Prince, of Selinsgrove, is an assistant professor of English and creative writing at Susquehanna University, where she teaches courses in poetry, performance and activist writing, and Africana studies. She is the author of "Letters from the Other Woman," "How to Exterminate the Black Woman" and the forthcoming "Roadmap." The reading and Q&A event with Prince is scheduled for 6 p.m. Feb. 15 at the library at 541 Broadway St., Milton.

"We are so excited to welcome Monica Prince to the Milton Public Library, and to spend an evening listening to her work and learning about her experiences and writing process," said Library Director Kris LaVanish. "We are fortunate to have Susquehanna University in our backyard and that members of the university community share their time to help us offer a wide variety of library programs."

"Letters from the Other Woman" is a collection of poems that focus on the theme of adultery and cheating. "How to Exterminate the Black Woman" and "Roadmap" are choreopoems, a live performance piece that blends poetry, dance, art, music song and other forms of media, said Prince.

Prince's choreopoems "How to Exterminate the Black Woman" and "Roadmap" have been staged at Susquehanna University. She is the managing editor of the "Santa Fe Writers Project" and the co-author of the stage play "Pageant of Agitating Women."

Prince, who has spent six years at Susquehanna University, was originally hired as a creative writing fellowship in 2017. She intended to write poems and learn academia for only a year, but she was promoted at the university. She said she often reads and performs her work.

Doing events in libraries "is one of my favorite ways of engaging with the community," said Prince. "One of my former students works at Milton, so I'm excited to see her, but I'm excited to engage with a different community of writers."

Libraries are more about communities and engaging the act of learning and reading. When compared to events in book store, it's a lot less pressure, shesaid.

"It's going to be a lot of fun," she said. "I plan to read a couple of my poems, and have a conversation about what they think poetry is. I noticed we have a strict idea of what poetry is supposed to be. If we assume poetry is Shakespeare and has to rhyme and have a complicated meter scheme, it sounds scary. I prefer to introduce audiences to a whole new world of poetry. Let's talk about emotions, let's talk about content, let's talk about how to change someone's point of view through a particular point of view. It can be about love, it can be about flowers, it can be about anything you want, as long as you're committed to the act of creating art."

"How to Exterminate the Black Woman" is about a Black woman named Angela who performs poetry focusing on her decision to stay alive in a world that doesn't understand her or want her. She shatters into six different women named Loss, Expectation, Silence, Fury, Fear and New, who all play different roles as stereotypes of Black women, said Prince.

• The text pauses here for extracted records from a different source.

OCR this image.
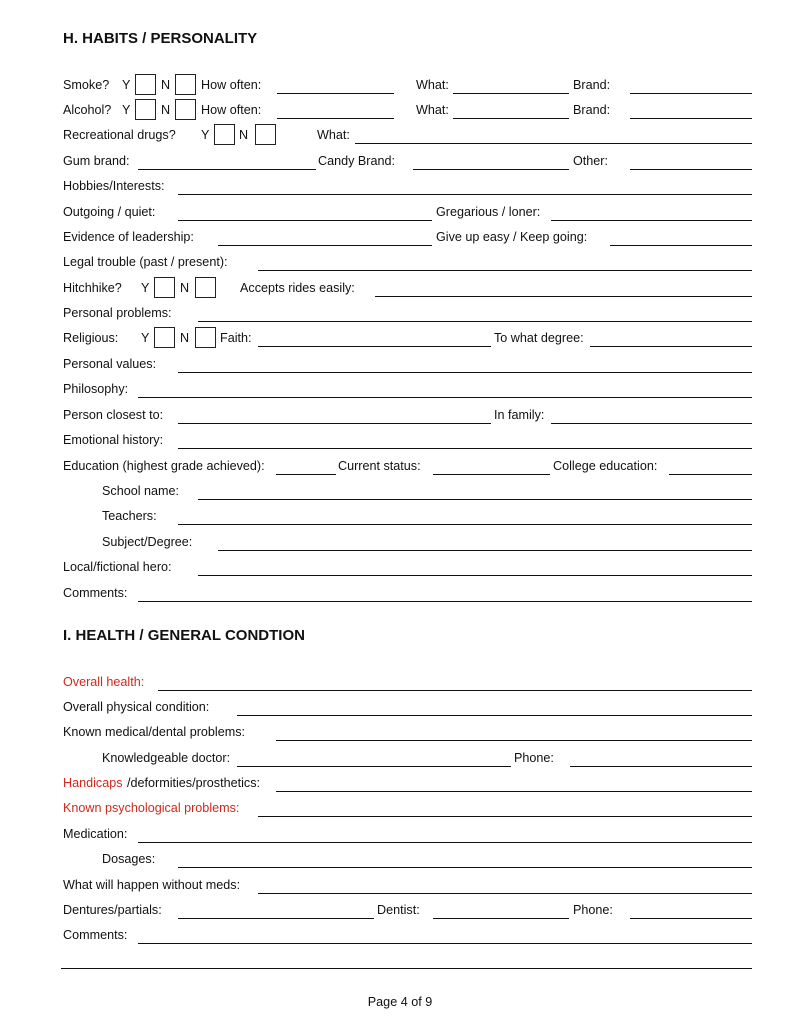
H. HABITS / PERSONALITY
I. HEALTH / GENERAL CONDTION
Smoke? Y N How often:	What:	Brand:
Alcohol? Y N How often:	What:	Brand:
Recreational drugs? Y N	What:
Gum brand:	Candy Brand:	Other:
Hobbies/Interests:
Outgoing / quiet:	Gregarious / loner:
Evidence of leadership:	Give up easy / Keep going:
Legal trouble (past / present):
Hitchhike? Y N	Accepts rides easily:
Personal problems:
Religious: Y N Faith:	To what degree:
Personal values:
Philosophy:
Person closest to:	In family:
Emotional history:
Education (highest grade achieved):	Current status:	College education:
School name:
Teachers:
Subject/Degree:
Local/fictional hero:
Comments:
Overall health:
Overall physical condition:
Known medical/dental problems:
Knowledgeable doctor:	Phone:
Handicaps /deformities/prosthetics:
Known psychological problems:
Medication:
Dosages:
What will happen without meds:
Dentures/partials:	Dentist:	Phone:
Comments:
Page 4 of 9
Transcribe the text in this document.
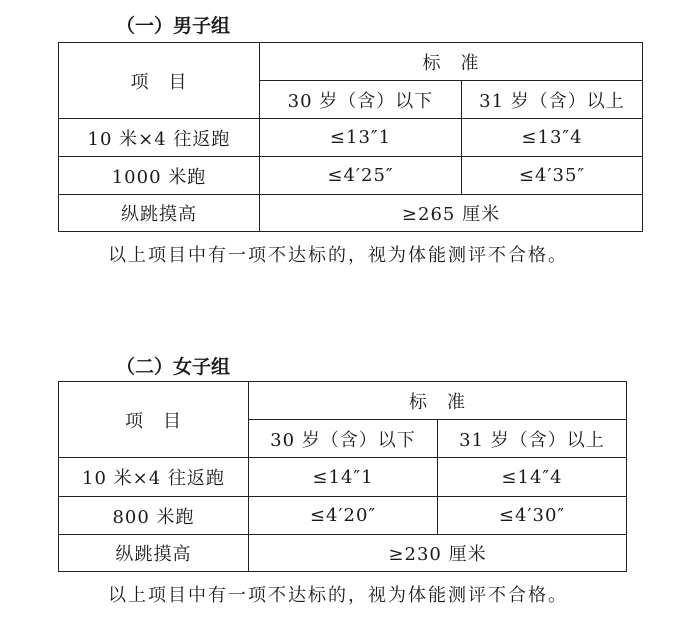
（一）男子组
项　目	标　准	
	30 岁（含）以下	31 岁（含）以上
10 米×4 往返跑	≤13″1	≤13″4
1000 米跑	≤4′25″	≤4′35″
纵跳摸高	≥265 厘米	
以上项目中有一项不达标的，视为体能测评不合格。
（二）女子组
项　目	标　准	
	30 岁（含）以下	31 岁（含）以上
10 米×4 往返跑	≤14″1	≤14″4
800 米跑	≤4′20″	≤4′30″
纵跳摸高	≥230 厘米	
以上项目中有一项不达标的，视为体能测评不合格。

"Roadmap," which will be performed professionally for the first time in June by Paterson Performing Arts Development Council in New Jersey, focuses on a Black man named Dorian who is navigating the most likely cause of his death— homicide. He interrogates his family tree to see if nature versus nurture led to his untimely demise. It too navigates stereotypes of Black men, said Prince.

At the Feb. 15 event, Prince will read several poems from her published work, as well as a few new poems that are not published.